I've often posted on "house effects", the tendency of polling organizations to systematically vary in their results from one another. It seems time to consolodate that information into a single post, rather than as part of a post on something else. So here is a post that will become the standard spot for current estimates of house effects.

The graph above plots the house effects for presidential approval for all pollsters in 2005-2006.

The house effects measure how far polls by a firm are from what would be predicted based on trends over time for the average firm. In other words, the average house effect is set to zero by design. A poll that is consistently 2% below what would be predicted for the date the poll was conducted will have a house effect of -2.0%. This model accounts for trends in presidential approval over time and for events, such as Katrina, that shock approval up or down.

The confidence interval in the plot represents the margin of error for the estimated house effect. That margin is wider for organizations that do fewer polls and also reflects variability in results for the house. The very wide margins for CNN/ORC, LATimes and Annenberg are due to those polls conducting only a single poll during the 2005-06 period. CNN/ORC in particular will shrink the confidence interval as more polls accumulate. LATimes has now partnered with Bloomberg so I'm developing estimates of their house effects separately from the old LATimes estimate.

These estimates are specific to the presidential approval question as posed by each organization. We would get different house effects for different questions, such as party identification. I may add house effects estimates for some of those other items later.

House effects are usually pretty stable over time, but I'll update this as more polls accumulate.

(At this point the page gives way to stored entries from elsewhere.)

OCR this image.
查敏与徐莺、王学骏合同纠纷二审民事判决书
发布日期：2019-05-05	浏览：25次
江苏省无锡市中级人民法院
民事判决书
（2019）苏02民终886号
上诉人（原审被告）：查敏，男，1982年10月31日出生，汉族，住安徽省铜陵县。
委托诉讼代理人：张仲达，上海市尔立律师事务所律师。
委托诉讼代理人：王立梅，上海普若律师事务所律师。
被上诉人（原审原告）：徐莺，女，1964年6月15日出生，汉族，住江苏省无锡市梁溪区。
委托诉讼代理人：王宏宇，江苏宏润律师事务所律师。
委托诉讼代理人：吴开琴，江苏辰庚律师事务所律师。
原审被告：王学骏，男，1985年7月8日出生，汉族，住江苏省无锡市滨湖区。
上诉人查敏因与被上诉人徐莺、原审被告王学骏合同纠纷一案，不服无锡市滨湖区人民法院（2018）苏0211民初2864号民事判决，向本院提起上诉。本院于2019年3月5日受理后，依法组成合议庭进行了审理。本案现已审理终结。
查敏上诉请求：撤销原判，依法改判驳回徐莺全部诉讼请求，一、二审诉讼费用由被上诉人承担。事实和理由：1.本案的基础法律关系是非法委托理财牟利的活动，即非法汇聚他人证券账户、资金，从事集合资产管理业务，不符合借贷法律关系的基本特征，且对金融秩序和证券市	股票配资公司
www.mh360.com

Here are the estimated house effects as of polling completed by 4/23/06. (Note that since CNN/ORC only have one poll, the confidence interval is very wide and the estimate below will certainly change with more data.)

CNN/ORC -2.92
Quinnipiac -2.72
Pew -2.32
Newsweek -2.19
Harris -2.09
CBS/NYT -1.88
AP -1.86
Zogby -1.14
NBC/WSJ -0.90
LATimes -0.55
Marist 0.20
Time 0.42
Fox 0.72
Gallup 0.81
LATimesBloomberg 0.84
ABC/WP 1.30
Cook 1.48
Greenberg 1.82
Hotline 1.89
NPR 2.01
Annenberg 2.42
Battleground 4.65

For another look at house effects see the superb graphs and discussion by Robert Chung here and also here.

UPDATE 4/27/06: Here are the current estimates with confidence intervals, for polls completed through 4/24/06. There is a small shift for NBC/WSJ due to its new poll. That estimates shifts from -.90 to -.73. Note that these are 90% confidence intervals.

























Update: 8/12/2006: I've updated the estimates of house effects to reflect new polling in 2006. The table of new estimates and the confidence intervals appears below.